Growth of Mannheimia haemolytica: Inhibitory agents and putative mechanism of inhibition

Pneumonia is the most important disease of bighorn sheep (BHS). Pathogens detected in pneumonic BHS lungs include Mannheimia haemolytica, Bibersteinia trehalosi, Pasteurella multocida and Mycoplasma ovipneumoniae. Although leukotoxin-producing M. haemolytica consistently causes fatal pneumonia in BHS under experimental conditions, B. trehalosi and P. multocida are isolated more frequently than M. haemolytica from pneumonic BHS lungs by culture. In this study, I extended the previous findings from our laboratory that B. trehalosi and P. multocida inhibit the growth of M. haemolytica. I hypothesized that the inhibitory phenotype of B. trehalosi is conserved across B. trehalosi strains.

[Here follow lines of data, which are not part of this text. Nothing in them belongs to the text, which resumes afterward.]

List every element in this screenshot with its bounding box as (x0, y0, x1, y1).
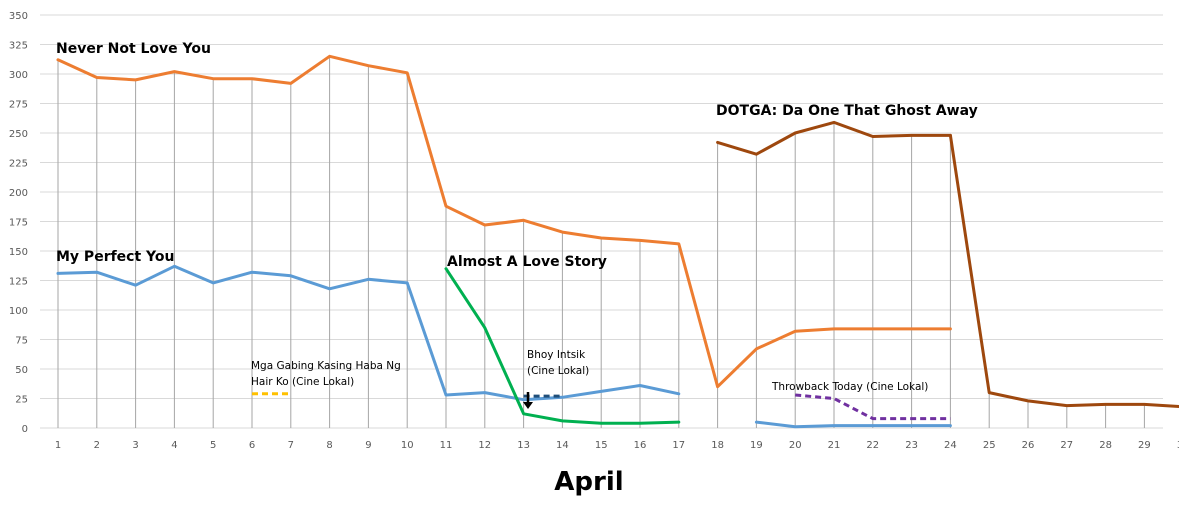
x-tick-label: 20 (789, 440, 802, 451)
x-tick-label: 8 (326, 440, 332, 451)
series-annotations: Never Not Love You My Perfect You Almost A… (56, 41, 978, 393)
y-tick-label: 325 (9, 41, 28, 52)
x-tick-label: 30 (1177, 440, 1179, 451)
x-tick-label: 24 (944, 440, 957, 451)
x-axis-ticks: 1 2 3 4 5 6 7 8 9 10 11 12 13 14 15 16 17 18 19 20 21 22 23 24 2… (55, 440, 1179, 451)
x-tick-label: 11 (440, 440, 453, 451)
series-line (56, 54, 952, 389)
y-tick-label: 250 (9, 129, 28, 140)
series-line (754, 420, 952, 429)
x-tick-label: 1 (55, 440, 61, 451)
series-line (948, 133, 1179, 409)
y-axis-ticks: 0 25 50 75 100 125 150 175 200 225 250 275 300 325 350 (9, 11, 28, 435)
series-line (56, 264, 681, 402)
series-annotation: Throwback Today (Cine Lokal) (771, 381, 928, 393)
x-tick-label: 28 (1099, 440, 1112, 451)
series-line (795, 393, 951, 421)
x-tick-label: 3 (132, 440, 138, 451)
y-tick-label: 0 (22, 424, 28, 435)
x-tick-label: 13 (517, 440, 530, 451)
x-tick-label: 7 (288, 440, 294, 451)
y-tick-label: 150 (9, 247, 28, 258)
y-tick-label: 200 (9, 188, 28, 199)
y-tick-label: 175 (9, 218, 28, 229)
series-annotation: Hair Ko (Cine Lokal) (251, 376, 354, 388)
y-tick-label: 225 (9, 159, 28, 170)
y-tick-label: 125 (9, 277, 28, 288)
series-line (716, 120, 952, 156)
x-tick-label: 17 (672, 440, 685, 451)
x-tick-label: 9 (365, 440, 371, 451)
x-tick-label: 12 (478, 440, 491, 451)
x-tick-label: 4 (171, 440, 177, 451)
x-tick-label: 14 (556, 440, 569, 451)
series-annotation: My Perfect You (56, 249, 174, 265)
x-tick-label: 16 (634, 440, 647, 451)
x-axis-title: April (554, 467, 623, 497)
x-tick-label: 27 (1060, 440, 1073, 451)
x-tick-label: 15 (595, 440, 608, 451)
x-tick-label: 5 (210, 440, 216, 451)
x-tick-label: 19 (750, 440, 763, 451)
x-tick-label: 18 (711, 440, 724, 451)
x-tick-label: 6 (249, 440, 255, 451)
series-annotation: Never Not Love You (56, 41, 211, 57)
series-line (444, 267, 681, 425)
x-tick-label: 25 (983, 440, 996, 451)
x-tick-label: 26 (1022, 440, 1035, 451)
series-annotation: Bhoy Intsik (527, 349, 586, 361)
series-annotation: Almost A Love Story (447, 254, 607, 270)
series-lines (56, 54, 1179, 429)
series-annotation: Mga Gabing Kasing Haba Ng (251, 360, 401, 372)
x-tick-label: 23 (905, 440, 918, 451)
x-tick-label: 22 (866, 440, 879, 451)
y-tick-label: 75 (15, 336, 28, 347)
y-tick-label: 300 (9, 70, 28, 81)
series-annotation: (Cine Lokal) (527, 365, 589, 377)
y-tick-label: 100 (9, 306, 28, 317)
x-tick-label: 29 (1138, 440, 1151, 451)
arrow-marker-bhoy-intsik (523, 392, 533, 409)
y-tick-label: 25 (15, 395, 28, 406)
x-tick-label: 2 (94, 440, 100, 451)
vertical-drop-lines (57, 56, 1145, 428)
y-tick-label: 350 (9, 11, 28, 22)
series-annotation: DOTGA: Da One That Ghost Away (716, 103, 978, 119)
y-tick-label: 50 (15, 365, 28, 376)
x-tick-label: 10 (401, 440, 414, 451)
y-tick-label: 275 (9, 100, 28, 111)
x-tick-label: 21 (828, 440, 841, 451)
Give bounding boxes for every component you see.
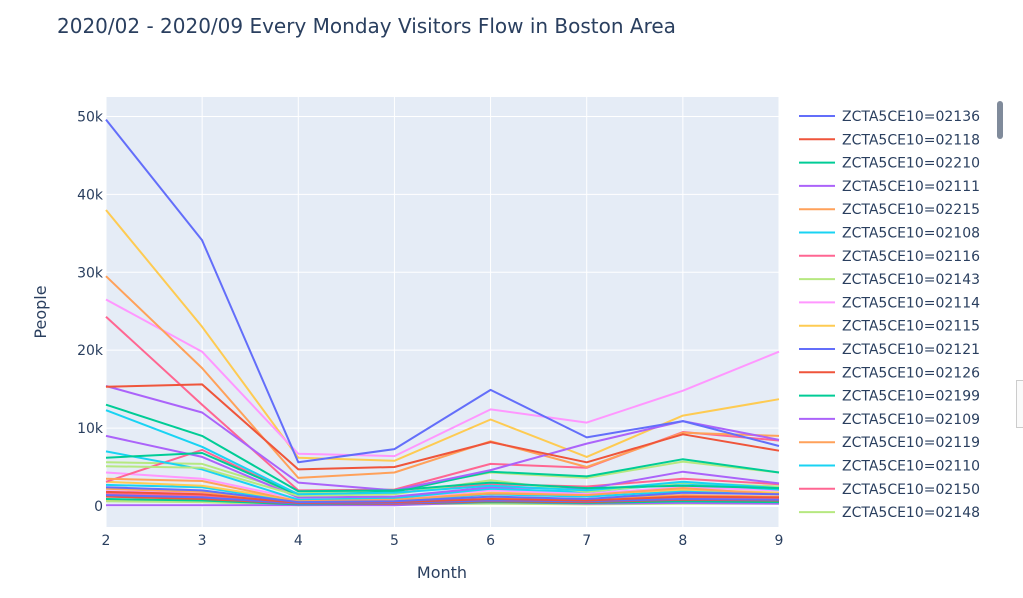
y-tick-label: 40k [77,187,104,203]
legend-label: ZCTA5CE10=02110 [842,459,980,475]
y-tick-label: 50k [77,109,104,125]
legend[interactable]: ZCTA5CE10=02136 ZCTA5CE10=02118 ZCTA5CE10=… [799,109,980,521]
y-tick-label: 20k [77,343,104,359]
legend-label: ZCTA5CE10=02126 [842,365,980,381]
legend-label: ZCTA5CE10=02114 [842,295,980,311]
x-tick-label: 6 [486,533,495,549]
y-tick-label: 30k [77,265,104,281]
series-line[interactable] [105,403,780,493]
legend-item[interactable]: ZCTA5CE10=02210 [799,156,980,172]
series-line[interactable] [105,477,780,503]
side-panel-handle[interactable] [1016,380,1023,428]
x-tick-label: 4 [294,533,303,549]
legend-label: ZCTA5CE10=02109 [842,412,980,428]
series-line[interactable] [105,298,780,458]
legend-item[interactable]: ZCTA5CE10=02126 [799,365,980,381]
y-tick-label: 10k [77,421,104,437]
legend-item[interactable]: ZCTA5CE10=02119 [799,435,980,451]
legend-item[interactable]: ZCTA5CE10=02136 [799,109,980,125]
y-axis-title: People [31,285,50,338]
series-line[interactable] [105,118,780,464]
legend-item[interactable]: ZCTA5CE10=02118 [799,132,980,148]
legend-label: ZCTA5CE10=02143 [842,272,980,288]
legend-label: ZCTA5CE10=02121 [842,342,980,358]
series-lines [105,118,780,507]
x-tick-label: 3 [198,533,207,549]
series-line[interactable] [105,434,780,499]
legend-item[interactable]: ZCTA5CE10=02110 [799,459,980,475]
y-tick-label: 0 [94,499,103,515]
x-tick-label: 2 [102,533,111,549]
legend-item[interactable]: ZCTA5CE10=02109 [799,412,980,428]
series-line[interactable] [105,209,780,462]
legend-label: ZCTA5CE10=02119 [842,435,980,451]
x-tick-label: 7 [582,533,591,549]
x-tick-label: 9 [775,533,784,549]
legend-item[interactable]: ZCTA5CE10=02215 [799,202,980,218]
legend-item[interactable]: ZCTA5CE10=02115 [799,319,980,335]
series-line[interactable] [105,409,780,496]
legend-item[interactable]: ZCTA5CE10=02111 [799,179,980,195]
legend-item[interactable]: ZCTA5CE10=02199 [799,389,980,405]
x-axis-ticks: 2 3 4 5 6 7 8 9 [102,533,784,549]
legend-item[interactable]: ZCTA5CE10=02148 [799,505,980,521]
chart-title: 2020/02 - 2020/09 Every Monday Visitors … [57,14,676,38]
series-line[interactable] [105,452,780,497]
legend-label: ZCTA5CE10=02115 [842,319,980,335]
legend-label: ZCTA5CE10=02210 [842,156,980,172]
legend-label: ZCTA5CE10=02116 [842,249,980,265]
legend-label: ZCTA5CE10=02108 [842,226,980,242]
legend-item[interactable]: ZCTA5CE10=02114 [799,295,980,311]
legend-label: ZCTA5CE10=02118 [842,132,980,148]
x-tick-label: 5 [390,533,399,549]
series-line[interactable] [105,490,780,504]
x-tick-label: 8 [678,533,687,549]
series-line[interactable] [105,383,780,471]
legend-label: ZCTA5CE10=02111 [842,179,980,195]
legend-scrollbar[interactable] [997,101,1003,139]
series-line[interactable] [105,494,780,505]
legend-label: ZCTA5CE10=02199 [842,389,980,405]
legend-item[interactable]: ZCTA5CE10=02143 [799,272,980,288]
legend-item[interactable]: ZCTA5CE10=02116 [799,249,980,265]
x-axis-title: Month [417,563,467,582]
legend-label: ZCTA5CE10=02150 [842,482,980,498]
legend-item[interactable]: ZCTA5CE10=02108 [799,226,980,242]
series-line[interactable] [105,385,780,492]
series-line[interactable] [105,486,780,504]
legend-label: ZCTA5CE10=02148 [842,505,980,521]
legend-item[interactable]: ZCTA5CE10=02121 [799,342,980,358]
legend-label: ZCTA5CE10=02136 [842,109,980,125]
legend-label: ZCTA5CE10=02215 [842,202,980,218]
y-axis-ticks: 0 10k 20k 30k 40k 50k [77,109,104,514]
legend-item[interactable]: ZCTA5CE10=02150 [799,482,980,498]
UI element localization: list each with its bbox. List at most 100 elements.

Fifty-five B. trehalosi isolates were tested by bacterial competition assays. All of them inhibited M. haemolytica suggesting that the inhibitory phenotype is conserved. No plasmids were isolated from any of the 30 B. trehalosi isolates tested, suggesting that the effectors are chromosomally-encoded.;The observation that M. haemolytica was not isolated frequently even from pneumonic BHS lungs that did not carry B. trehalosi or P. multocida led to my second hypothesis that bacteria other than B. trehalosi and P. multocida inhibit the growth of M. haemolytica. Bacterial competition assays showed that Escherichia coli also inhibits the growth of M. haemolytica via a proximity-dependent mechanism. Streptococcus spp. and Staphylococcus spp. did not have any inhibitory effect.;Fatal pneumonia in BHS often results from acquisition of leukotoxin-positive M. haemolytica from domestic sheep (DS). I hypothesized that intranasal inoculation of B. trehalosi will eliminate or reduce shedding of M. haemolytica by DS. Domestic sheep were oro-nasally inoculated with B. trehalosi following antibiotic treatment. These DS shed reduced numbers of M. haemolytica than un-treated DS. However, healthy BHS commingled with B. trehalosi-treated DS acquired M. haemolytica around day 14 post-commingling which resulted in the development of leukotoxin-neutralizing antibodies. They did not develop pneumonia for 211 days. However, they died of pneumonia when commingled with DS that carried leukotoxin-positive M. haemolytica, B. trehalosi and M. ovipneumoniae. These findings suggest that B. trehalosi can be used to reduce the shedding of M. haemolytica by DS. However, infection with leukotoxin-positive M. haemolytica, B. trehalosi and M. ovipneumoniae synergistically causes fatal pneumonia in BHS.